Anne arrasou com os padrões literários dos anos 60, deixou todo mundo de queixo caído ao lançar seu primeiro livro: “To Bedlam and Part Way Back”.

No livro e em toda a sua obra, Anne abordou temas polêmicos como adultério, menstruação, suicídio, aborto, sexo, depressão, automedicação, masturbação, homossexualidade, abuso sexual e celebração do corpo feminino – como no poema “In Celebration of My Uterus”.

Os críticos ficaram passados com tamanho talento e ousadia. Cada sensação, dor e inferno pessoal eram descritos num poema, como se a única maneira de dar sentido a esse sofrimento fosse comunicá-lo aos outros.

Anne ficou famosa e em 1967 ganhou o Pulitzer por seu terceiro livro “Live or Die”.

O mais incrível na poesia de Anne é que cada palavra soa como uma válvula de escape, um tiro no escuro sob a perspectiva feminina, que, independente do gênero, se torna universal.

Um mês antes de completar 46 anos, em outubro de 1974, ela cometeu suicido ao se trancar na garagem de sua casa.

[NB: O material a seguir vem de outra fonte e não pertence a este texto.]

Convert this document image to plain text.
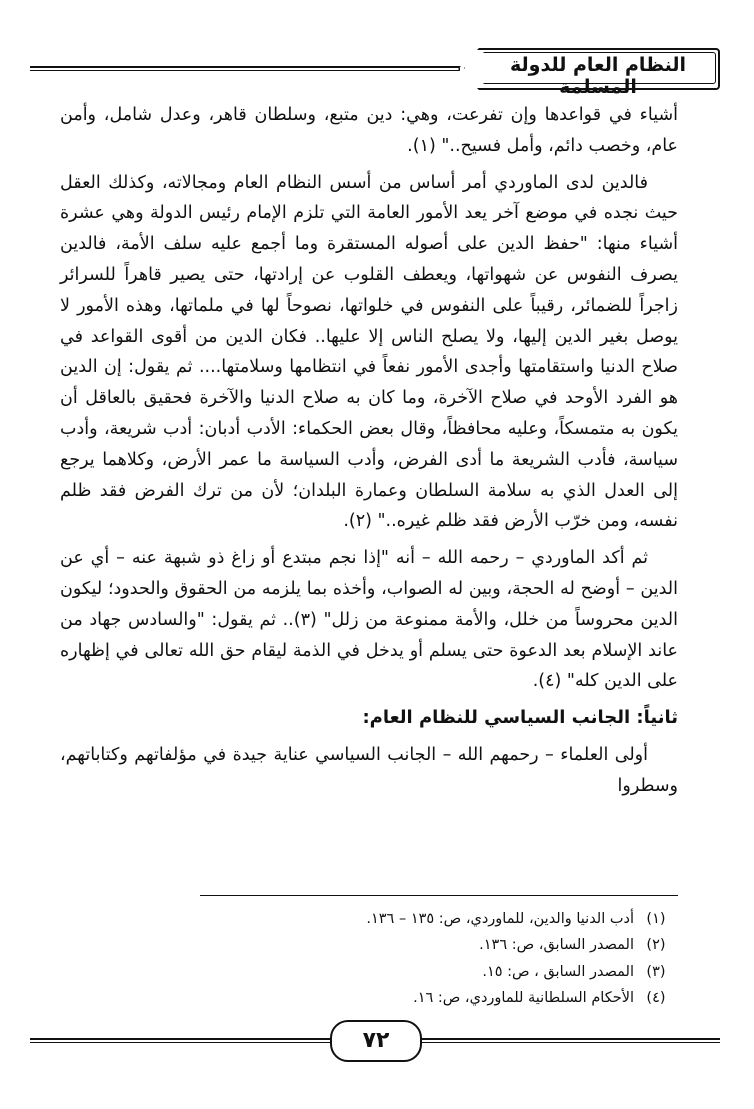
النظام العام للدولة المسلمة

أشياء في قواعدها وإن تفرعت، وهي: دين متبع، وسلطان قاهر، وعدل شامل، وأمن عام، وخصب دائم، وأمل فسيح.." (١).

فالدين لدى الماوردي أمر أساس من أسس النظام العام ومجالاته، وكذلك العقل حيث نجده في موضع آخر يعد الأمور العامة التي تلزم الإمام رئيس الدولة وهي عشرة أشياء منها: "حفظ الدين على أصوله المستقرة وما أجمع عليه سلف الأمة، فالدين يصرف النفوس عن شهواتها، ويعطف القلوب عن إرادتها، حتى يصير قاهراً للسرائر زاجراً للضمائر، رقيباً على النفوس في خلواتها، نصوحاً لها في ملماتها، وهذه الأمور لا يوصل بغير الدين إليها، ولا يصلح الناس إلا عليها.. فكان الدين من أقوى القواعد في صلاح الدنيا واستقامتها وأجدى الأمور نفعاً في انتظامها وسلامتها.... ثم يقول: إن الدين هو الفرد الأوحد في صلاح الآخرة، وما كان به صلاح الدنيا والآخرة فحقيق بالعاقل أن يكون به متمسكاً، وعليه محافظاً، وقال بعض الحكماء: الأدب أدبان: أدب شريعة، وأدب سياسة، فأدب الشريعة ما أدى الفرض، وأدب السياسة ما عمر الأرض، وكلاهما يرجع إلى العدل الذي به سلامة السلطان وعمارة البلدان؛ لأن من ترك الفرض فقد ظلم نفسه، ومن خرّب الأرض فقد ظلم غيره.." (٢).

ثم أكد الماوردي – رحمه الله – أنه "إذا نجم مبتدع أو زاغ ذو شبهة عنه – أي عن الدين – أوضح له الحجة، وبين له الصواب، وأخذه بما يلزمه من الحقوق والحدود؛ ليكون الدين محروساً من خلل، والأمة ممنوعة من زلل" (٣).. ثم يقول: "والسادس جهاد من عاند الإسلام بعد الدعوة حتى يسلم أو يدخل في الذمة ليقام حق الله تعالى في إظهاره على الدين كله" (٤).

ثانياً: الجانب السياسي للنظام العام:

أولى العلماء – رحمهم الله – الجانب السياسي عناية جيدة في مؤلفاتهم وكتاباتهم، وسطروا

(١)
أدب الدنيا والدين، للماوردي، ص: ١٣٥ – ١٣٦.
(٢)
المصدر السابق، ص: ١٣٦.
(٣)
المصدر السابق ، ص: ١٥.
(٤)
الأحكام السلطانية للماوردي، ص: ١٦.
٧٢
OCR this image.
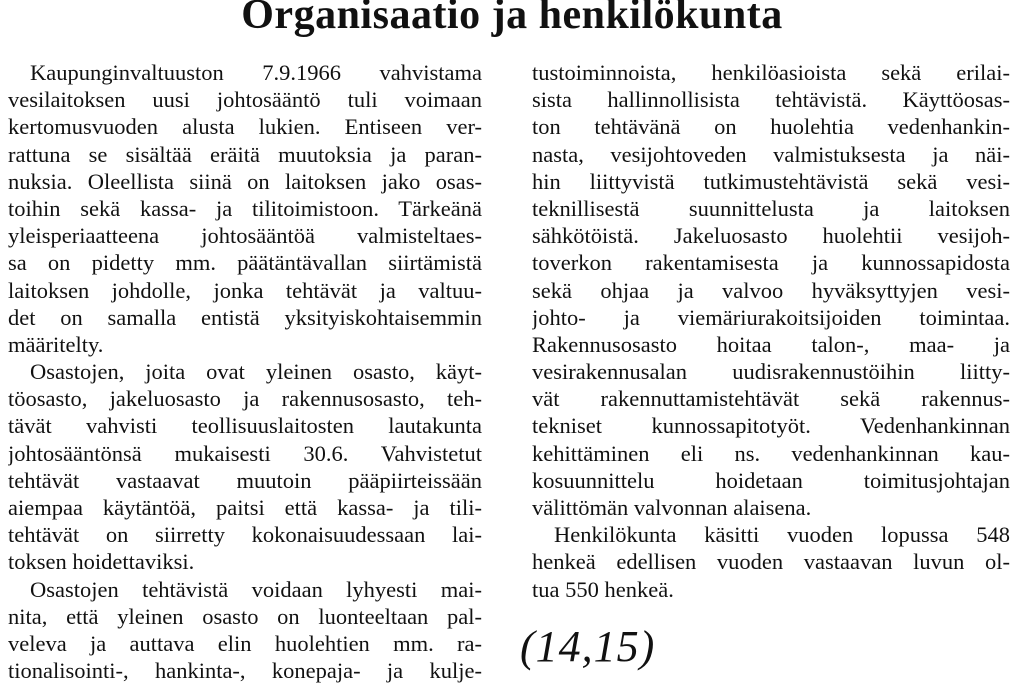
Organisaatio ja henkilökunta
Kaupunginvaltuuston 7.9.1966 vahvistama
vesilaitoksen uusi johtosääntö tuli voimaan
kertomusvuoden alusta lukien. Entiseen ver-
rattuna se sisältää eräitä muutoksia ja paran-
nuksia. Oleellista siinä on laitoksen jako osas-
toihin sekä kassa- ja tilitoimistoon. Tärkeänä
yleisperiaatteena johtosääntöä valmisteltaes-
sa on pidetty mm. päätäntävallan siirtämistä
laitoksen johdolle, jonka tehtävät ja valtuu-
det on samalla entistä yksityiskohtaisemmin
määritelty.
Osastojen, joita ovat yleinen osasto, käyt-
töosasto, jakeluosasto ja rakennusosasto, teh-
tävät vahvisti teollisuuslaitosten lautakunta
johtosääntönsä mukaisesti 30.6. Vahvistetut
tehtävät vastaavat muutoin pääpiirteissään
aiempaa käytäntöä, paitsi että kassa- ja tili-
tehtävät on siirretty kokonaisuudessaan lai-
toksen hoidettaviksi.
Osastojen tehtävistä voidaan lyhyesti mai-
nita, että yleinen osasto on luonteeltaan pal-
veleva ja auttava elin huolehtien mm. ra-
tionalisointi-, hankinta-, konepaja- ja kulje-
tustoiminnoista, henkilöasioista sekä erilai-
sista hallinnollisista tehtävistä. Käyttöosas-
ton tehtävänä on huolehtia vedenhankin-
nasta, vesijohtoveden valmistuksesta ja näi-
hin liittyvistä tutkimustehtävistä sekä vesi-
teknillisestä suunnittelusta ja laitoksen
sähkötöistä. Jakeluosasto huolehtii vesijoh-
toverkon rakentamisesta ja kunnossapidosta
sekä ohjaa ja valvoo hyväksyttyjen vesi-
johto- ja viemäriurakoitsijoiden toimintaa.
Rakennusosasto hoitaa talon-, maa- ja
vesirakennusalan uudisrakennustöihin liitty-
vät rakennuttamistehtävät sekä rakennus-
tekniset kunnossapitotyöt. Vedenhankinnan
kehittäminen eli ns. vedenhankinnan kau-
kosuunnittelu hoidetaan toimitusjohtajan
välittömän valvonnan alaisena.
Henkilökunta käsitti vuoden lopussa 548
henkeä edellisen vuoden vastaavan luvun ol-
tua 550 henkeä.
(14,15)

Ligou o carro e morreu envenenada pelo monóxido de carbono do motor.

Anne Sexton foi visionária, e sua última tentativa de salvação foi mergulhar no desconhecido da morte.

Como um descontrolado súdito da poesia de Anne, por várias vezes me vejo recitando algum de seus poemas nas minhas noites ao Deus-dará – principalmente quando os boys da vida arrasam com o meu coração ou quando me sinto a pessoa mais subestimada do mundo e etc.

É como ela disse um dia: “Put your ear close to your soul and listen hard”.

Tô tentando, Anne. Tô tentando.



"eu posso explicar o sexo"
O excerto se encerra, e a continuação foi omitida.